Friday, April 9, 2010

you may break both your legs

I was once a wolf. I was once wild. I knew the smell of the forest. Now it rings as a vague sensation of coming home. I remember the pines that stretched for miles, undulating across the land. I know the shape of the oaks, their trunks all thick and grizzled. I wove through these for hundreds of years and you tamed me.

No, no, that is not what happened at all. I am the one who tamed you. It was I who came to the edge of the wood to live and built my house and settled quietly.
The earth gave me fruit of my hands, my labor, my sweat. The forest gave me you, trotting out into a clearing and blinking at me in the bright daylight while I smudged a line of dirt across my nose in erasing an itch. You would come to me like that from time to time and in time I learned more of the forest and forgot my field with its young vegetables. I hungered for meat and you taught me the hunt. You taught me the thrill of the flesh, all form and fabric. How it would work. Strive and bend, in the hunt. I forgot my field of vegetables. I forgot the light and the cabin and the quiet settling. I lived in dark and silent places. I rushed headlong into the night but it rubbed raw against me. I did not have your toughened hide. I was all soft pink with curves in my hard lines. I worried. I worry.

You are gone to the forest and the shady reticence there. I cannot live without the sun. I cannot live without the dirt on my hands and in a line across my nose. We lived like this for years – you, blinking on the edge on the wood and I in my garden. My fields spread out over the years, rolling across the meadow.
I shaped the earth, planted rows, tended time and drew forth trellises of vine, laden with fruit. The land begged for the order of my hands.
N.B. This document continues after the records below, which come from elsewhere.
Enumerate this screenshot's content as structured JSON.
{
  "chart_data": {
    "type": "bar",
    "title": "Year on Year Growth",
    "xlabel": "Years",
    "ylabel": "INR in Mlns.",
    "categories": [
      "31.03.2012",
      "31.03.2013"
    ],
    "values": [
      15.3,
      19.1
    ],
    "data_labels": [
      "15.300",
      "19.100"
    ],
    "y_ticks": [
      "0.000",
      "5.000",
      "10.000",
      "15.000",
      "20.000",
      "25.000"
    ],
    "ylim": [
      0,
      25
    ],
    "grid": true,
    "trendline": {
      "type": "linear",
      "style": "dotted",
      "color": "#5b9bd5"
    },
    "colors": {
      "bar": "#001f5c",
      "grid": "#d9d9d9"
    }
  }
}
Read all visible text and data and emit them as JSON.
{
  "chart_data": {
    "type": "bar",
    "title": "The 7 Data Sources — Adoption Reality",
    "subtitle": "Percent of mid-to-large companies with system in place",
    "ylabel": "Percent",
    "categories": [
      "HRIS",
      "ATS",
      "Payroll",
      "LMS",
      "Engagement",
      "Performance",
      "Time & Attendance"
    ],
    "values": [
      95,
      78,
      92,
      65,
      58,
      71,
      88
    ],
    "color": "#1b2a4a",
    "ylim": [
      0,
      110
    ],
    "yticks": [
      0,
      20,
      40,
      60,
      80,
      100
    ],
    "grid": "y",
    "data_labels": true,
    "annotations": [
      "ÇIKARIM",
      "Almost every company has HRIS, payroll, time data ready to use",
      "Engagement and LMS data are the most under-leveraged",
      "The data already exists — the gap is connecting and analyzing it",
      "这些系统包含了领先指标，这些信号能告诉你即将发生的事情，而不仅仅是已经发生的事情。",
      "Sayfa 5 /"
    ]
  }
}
Your pack came in the afternoon as I tended to the grapes. They flowed down the covered rows of vine. I saw them from the end crashing like the white froth of a wavehead. I waited and then they came upon me and tore and rent and crushed with their awful jaws and left me there guttering and piled. Spiders lowered themselves from the vines above and wove me tight around. The dirt sprouted roots that waved in the golden light of evening and then rushed across the ground. I felt the fingers of the roots passing through the webbing and tapping into my skin. They fed me until my body mended. My bones set in casts of silver web. My bruises faded and skin patched. I passed the time watching the grapes grow. They swung all about me, growing fat and swelling with the luxury summer. Time tended me and I mended. I counted the seconds with the sticks the sparrows carried to their nests. I learned the lattice of their pattern as they passed above me. The early morning weave of brown feather and sharp cry against the blue of the sky. I once watched a flock of finches fight a hawk, baiting him to fly into the glare of the sun and then attacking from the sides. On the ground, underneath the vines of grapes I felt the wet on their beaks, the sharp taste of iron flashing back along their tongues.

I mind my rows of vegetables with a limp now. My hip stutters in its articulation.
You catch in it. I wait sometimes on the edge of the woods for you to appear out of the shadow of the oak and pine. For you to come to me and press press press your hand against my ribs with the fingers shaped like the blade
of a knife. Tilt the tips so that they pass through my skin like hot wax and pass between the ribs, they will move to allow you entrance. There is light sleeping here. It huddles like the newborn rabbits we found, mewling and blind in their burrow. Press your hand to there and I will breathe deep and even, my chest moving around your forearm. The light will approach and you must be still, a movement will startle. If you are quiet and if you do not mind waiting, it will brush against your hand and then you will know. The shape of your skin rests against it. I feel your thrum out from my ribs, reverberating.

I remember the tension of the leeches as we would pull them from our skin after swimming in the lake. They gripped in my mind with creamy filaments, all hard cartilage. I imagined the tiny rends in my skin as I would pinch it by the tail and try to remove it without breaking it in half.

I remember you vomiting on the beach as I pulled one from your shoulder,

“Hold still, it slipped out of my hands.”